Until I Have You received mostly positive reviews from critics, with praise given to its cyberpunk-style depiction of the game, its solid voice-acting and nuanced story. The game's synth-driven soundtrack was lauded for accentuating the already bleak and retro atmosphere. In 2017, Until I Have You was nominated in for 9 AGS Awards, including Best Game Created with AGS, Best Gameplay, Best Music and Best Voice Acting.

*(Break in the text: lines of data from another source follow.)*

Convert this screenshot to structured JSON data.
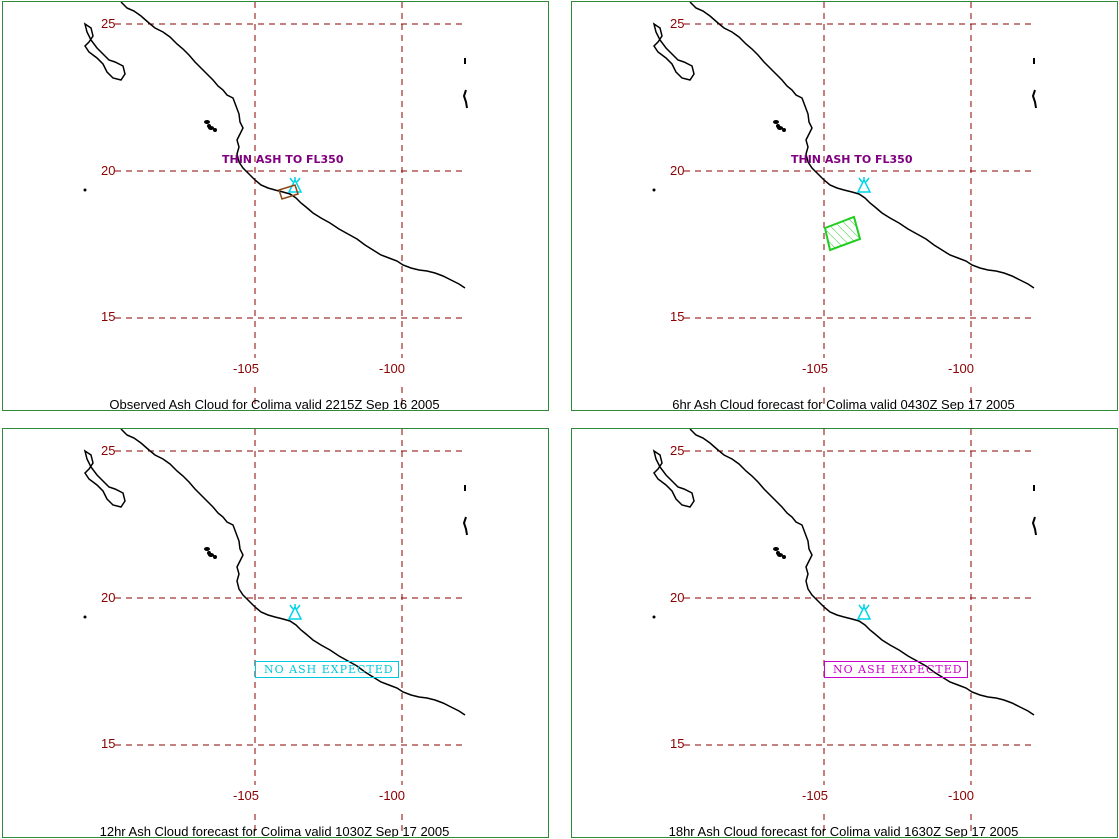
{
  "colors": {
    "panel_border": "#2e8b3a",
    "grid": "#8b0000",
    "coast": "#000000",
    "volcano": "#00d4e8",
    "observed_ash": "#8b4513",
    "forecast_ash": "#22cc22",
    "thin_label": "#800080",
    "noash_12hr": "#00c8dc",
    "noash_18hr": "#cc00cc"
  },
  "axes": {
    "lat_ticks": [
      "25",
      "20",
      "15"
    ],
    "lon_ticks": [
      "-105",
      "-100"
    ]
  },
  "panels": [
    {
      "caption": "Observed Ash Cloud for Colima valid 2215Z Sep 16 2005",
      "volcano_icon": "volcano-icon",
      "thin_label": "THIN ASH TO FL350",
      "ash": "observed"
    },
    {
      "caption": "6hr Ash Cloud forecast for Colima valid 0430Z Sep 17 2005",
      "volcano_icon": "volcano-icon",
      "thin_label": "THIN ASH TO FL350",
      "ash": "forecast"
    },
    {
      "caption": "12hr Ash Cloud forecast for Colima valid 1030Z Sep 17 2005",
      "volcano_icon": "volcano-icon",
      "no_ash": "NO ASH EXPECTED"
    },
    {
      "caption": "18hr Ash Cloud forecast for Colima valid 1630Z Sep 17 2005",
      "volcano_icon": "volcano-icon",
      "no_ash": "NO ASH EXPECTED"
    }
  ]
}
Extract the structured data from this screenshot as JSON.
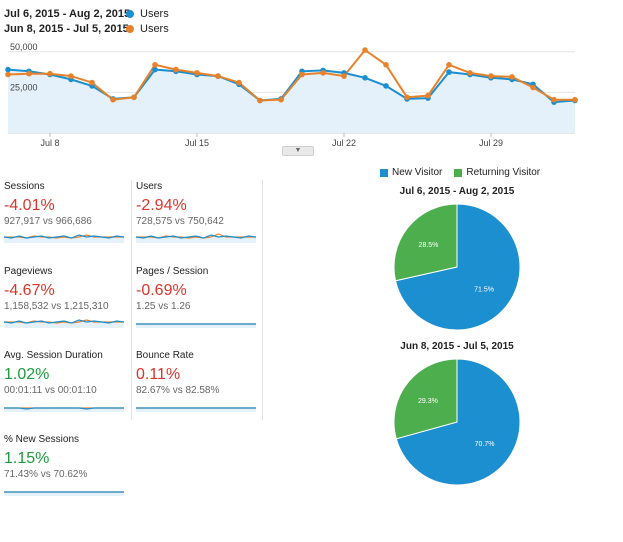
{
  "legend": {
    "current_range": "Jul 6, 2015 - Aug 2, 2015:",
    "current_series": "Users",
    "previous_range": "Jun 8, 2015 - Jul 5, 2015:",
    "previous_series": "Users"
  },
  "colors": {
    "current": "#1b8fcf",
    "previous": "#e8822a",
    "returning": "#4cae4c",
    "area": "#e5f1fa"
  },
  "chart_data": {
    "type": "line",
    "x": [
      "Jul 6",
      "Jul 7",
      "Jul 8",
      "Jul 9",
      "Jul 10",
      "Jul 11",
      "Jul 12",
      "Jul 13",
      "Jul 14",
      "Jul 15",
      "Jul 16",
      "Jul 17",
      "Jul 18",
      "Jul 19",
      "Jul 20",
      "Jul 21",
      "Jul 22",
      "Jul 23",
      "Jul 24",
      "Jul 25",
      "Jul 26",
      "Jul 27",
      "Jul 28",
      "Jul 29",
      "Jul 30",
      "Jul 31",
      "Aug 1",
      "Aug 2"
    ],
    "series": [
      {
        "name": "Users",
        "values": [
          39000,
          38000,
          36000,
          33000,
          29000,
          21000,
          22000,
          39000,
          38000,
          36000,
          35000,
          30000,
          20000,
          21000,
          38000,
          38500,
          37000,
          34000,
          29000,
          21000,
          21500,
          37500,
          36000,
          34000,
          33000,
          30000,
          19000,
          20000
        ]
      },
      {
        "name": "Users",
        "values": [
          36000,
          36500,
          36500,
          35000,
          31000,
          20500,
          22000,
          42000,
          39000,
          37000,
          35000,
          31000,
          20000,
          20500,
          36000,
          37000,
          35000,
          51000,
          42000,
          22000,
          23000,
          42000,
          37000,
          35000,
          34500,
          28000,
          20500,
          20500
        ]
      }
    ],
    "y_ticks": [
      "50,000",
      "25,000"
    ],
    "ylim": [
      0,
      56000
    ],
    "x_ticks": [
      "Jul 8",
      "Jul 15",
      "Jul 22",
      "Jul 29"
    ]
  },
  "metrics": [
    {
      "title": "Sessions",
      "change": "-4.01%",
      "compare": "927,917 vs 966,686",
      "trend": "neg",
      "spark_a": [
        6,
        7,
        5,
        7,
        6,
        5,
        7,
        6,
        5,
        7,
        4,
        6,
        5,
        6,
        7,
        5,
        6
      ],
      "spark_b": [
        6,
        6,
        6,
        7,
        5,
        6,
        6,
        7,
        6,
        7,
        6,
        4,
        6,
        6,
        6,
        6,
        6
      ]
    },
    {
      "title": "Users",
      "change": "-2.94%",
      "compare": "728,575 vs 750,642",
      "trend": "neg",
      "spark_a": [
        6,
        7,
        5,
        7,
        6,
        5,
        7,
        6,
        5,
        7,
        4,
        6,
        5,
        6,
        7,
        5,
        6
      ],
      "spark_b": [
        6,
        6,
        6,
        7,
        5,
        6,
        6,
        7,
        6,
        7,
        6,
        3,
        6,
        6,
        6,
        6,
        6
      ]
    },
    {
      "title": "Pageviews",
      "change": "-4.67%",
      "compare": "1,158,532 vs 1,215,310",
      "trend": "neg",
      "spark_a": [
        6,
        7,
        5,
        7,
        6,
        5,
        7,
        6,
        5,
        7,
        4,
        6,
        5,
        6,
        7,
        5,
        6
      ],
      "spark_b": [
        6,
        6,
        6,
        7,
        5,
        6,
        6,
        7,
        6,
        7,
        6,
        4,
        6,
        6,
        6,
        6,
        6
      ]
    },
    {
      "title": "Pages / Session",
      "change": "-0.69%",
      "compare": "1.25 vs 1.26",
      "trend": "neg",
      "spark_a": [
        8,
        8,
        8,
        8,
        8,
        8,
        8,
        8,
        8,
        8,
        8,
        8,
        8,
        8,
        8,
        8,
        8
      ],
      "spark_b": [
        8,
        8,
        8,
        8,
        8,
        8,
        8,
        8,
        8,
        8,
        8,
        8,
        8,
        8,
        8,
        8,
        8
      ]
    },
    {
      "title": "Avg. Session Duration",
      "change": "1.02%",
      "compare": "00:01:11 vs 00:01:10",
      "trend": "pos",
      "spark_a": [
        8,
        8,
        8,
        9,
        8,
        8,
        8,
        8,
        8,
        8,
        8,
        9,
        8,
        8,
        8,
        8,
        8
      ],
      "spark_b": [
        8,
        8,
        8,
        8,
        8,
        8,
        8,
        8,
        8,
        8,
        8,
        8,
        8,
        8,
        8,
        8,
        8
      ]
    },
    {
      "title": "Bounce Rate",
      "change": "0.11%",
      "compare": "82.67% vs 82.58%",
      "trend": "neg",
      "spark_a": [
        8,
        8,
        8,
        8,
        8,
        8,
        8,
        8,
        8,
        8,
        8,
        8,
        8,
        8,
        8,
        8,
        8
      ],
      "spark_b": [
        8,
        8,
        8,
        8,
        8,
        8,
        8,
        8,
        8,
        8,
        8,
        8,
        8,
        8,
        8,
        8,
        8
      ]
    },
    {
      "title": "% New Sessions",
      "change": "1.15%",
      "compare": "71.43% vs 70.62%",
      "trend": "pos",
      "spark_a": [
        8,
        8,
        8,
        8,
        8,
        8,
        8,
        8,
        8,
        8,
        8,
        8,
        8,
        8,
        8,
        8,
        8
      ],
      "spark_b": [
        8,
        8,
        8,
        8,
        8,
        8,
        8,
        8,
        8,
        8,
        8,
        8,
        8,
        8,
        8,
        8,
        8
      ]
    }
  ],
  "pie_legend": {
    "new": "New Visitor",
    "returning": "Returning Visitor"
  },
  "pies": [
    {
      "title": "Jul 6, 2015 - Aug 2, 2015",
      "new_pct": 71.5,
      "returning_pct": 28.5,
      "new_label": "71.5%",
      "returning_label": "28.5%"
    },
    {
      "title": "Jun 8, 2015 - Jul 5, 2015",
      "new_pct": 70.7,
      "returning_pct": 29.3,
      "new_label": "70.7%",
      "returning_label": "29.3%"
    }
  ]
}
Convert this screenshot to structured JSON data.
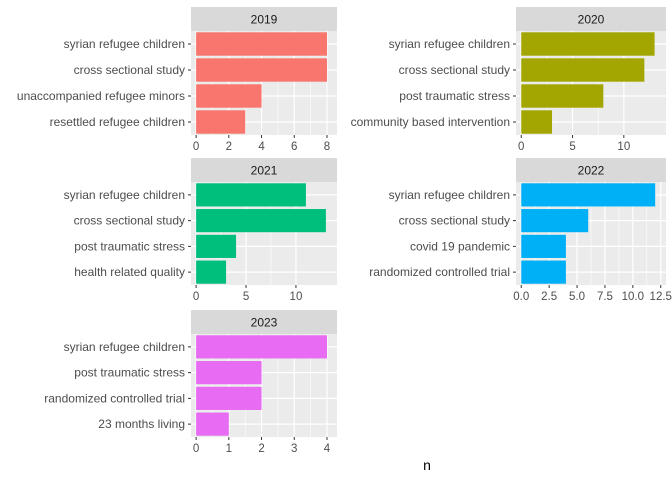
{
  "chart_data": {
    "type": "bar",
    "orientation": "horizontal",
    "xlabel": "n",
    "ylabel": "",
    "grid": true,
    "legend": "none",
    "panels": [
      {
        "title": "2019",
        "color": "#F8766D",
        "categories": [
          "syrian refugee children",
          "cross sectional study",
          "unaccompanied refugee minors",
          "resettled refugee children"
        ],
        "values": [
          8,
          8,
          4,
          3
        ],
        "xlim": [
          0,
          8.3
        ],
        "ticks": [
          0,
          2,
          4,
          6,
          8
        ],
        "tick_labels": [
          "0",
          "2",
          "4",
          "6",
          "8"
        ]
      },
      {
        "title": "2020",
        "color": "#A3A500",
        "categories": [
          "syrian refugee children",
          "cross sectional study",
          "post traumatic stress",
          "community based intervention"
        ],
        "values": [
          13,
          12,
          8,
          3
        ],
        "xlim": [
          0,
          13.6
        ],
        "ticks": [
          0,
          5,
          10
        ],
        "tick_labels": [
          "0",
          "5",
          "10"
        ]
      },
      {
        "title": "2021",
        "color": "#00BF7D",
        "categories": [
          "syrian refugee children",
          "cross sectional study",
          "post traumatic stress",
          "health related quality"
        ],
        "values": [
          11,
          13,
          4,
          3
        ],
        "xlim": [
          0,
          13.6
        ],
        "ticks": [
          0,
          5,
          10
        ],
        "tick_labels": [
          "0",
          "5",
          "10"
        ]
      },
      {
        "title": "2022",
        "color": "#00B0F6",
        "categories": [
          "syrian refugee children",
          "cross sectional study",
          "covid 19 pandemic",
          "randomized controlled trial"
        ],
        "values": [
          12,
          6,
          4,
          4
        ],
        "xlim": [
          0,
          12.5
        ],
        "ticks": [
          0,
          2.5,
          5,
          7.5,
          10,
          12.5
        ],
        "tick_labels": [
          "0.0",
          "2.5",
          "5.0",
          "7.5",
          "10.0",
          "12.5"
        ]
      },
      {
        "title": "2023",
        "color": "#E76BF3",
        "categories": [
          "syrian refugee children",
          "post traumatic stress",
          "randomized controlled trial",
          "23 months living"
        ],
        "values": [
          4,
          2,
          2,
          1
        ],
        "xlim": [
          0,
          4.15
        ],
        "ticks": [
          0,
          1,
          2,
          3,
          4
        ],
        "tick_labels": [
          "0",
          "1",
          "2",
          "3",
          "4"
        ]
      }
    ]
  }
}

Rock, Paper, Shotgun's reviewer wrote "The parallax scrolling, great art and the 2D effects, the moving platforms, bosses and a particularly enjoyable selection of enemies should at the very least inspire you to give Until I Have You a try."

Hardcore Gamer gave the Until I Have You a 3/5, commenting that the graphics and music perfectly captured the classic cyberpunk feel, and praising how the games manages to keep each new level feeling different. The website's review also gave very high marks to the story and gameplay.

OperationRainFall awarded it 3.5 out of 5, specifically praising the voice-acting, saying "The voice-overs for the characters are also well done to the point where I consider them better than most dubs in localized Japanese titles and it is also clear that there was effort put into them to match the atmosphere of the game."

Hookedgamers praised about Until I Have Yous story, design and voice-acting, and particularly noted the style: "There is a consistent bleak retro cyberpunk feel throughout the game, but it never becomes boring". The reviewer also noted the, at times, high difficulty level of game. Saying it can be frustrating for the players, ultimately giving it a 6/10.

Review scores
| Publication | Score |
|---|---|
| RageQuit | 74/100 |
| LaunchPartyGaming | 8.0/10 |
| OperationRainFall | Star Half star |
| Hooked Gamers | 6.0/10 |
| Hardcore Gamer | Star |

==Awards==
In 2016 the game received nine AGS Awards nominations. And won three AGS Awards in the categories Best Gameplay, Best Programming and Best Non Adventure Game Created with AGS.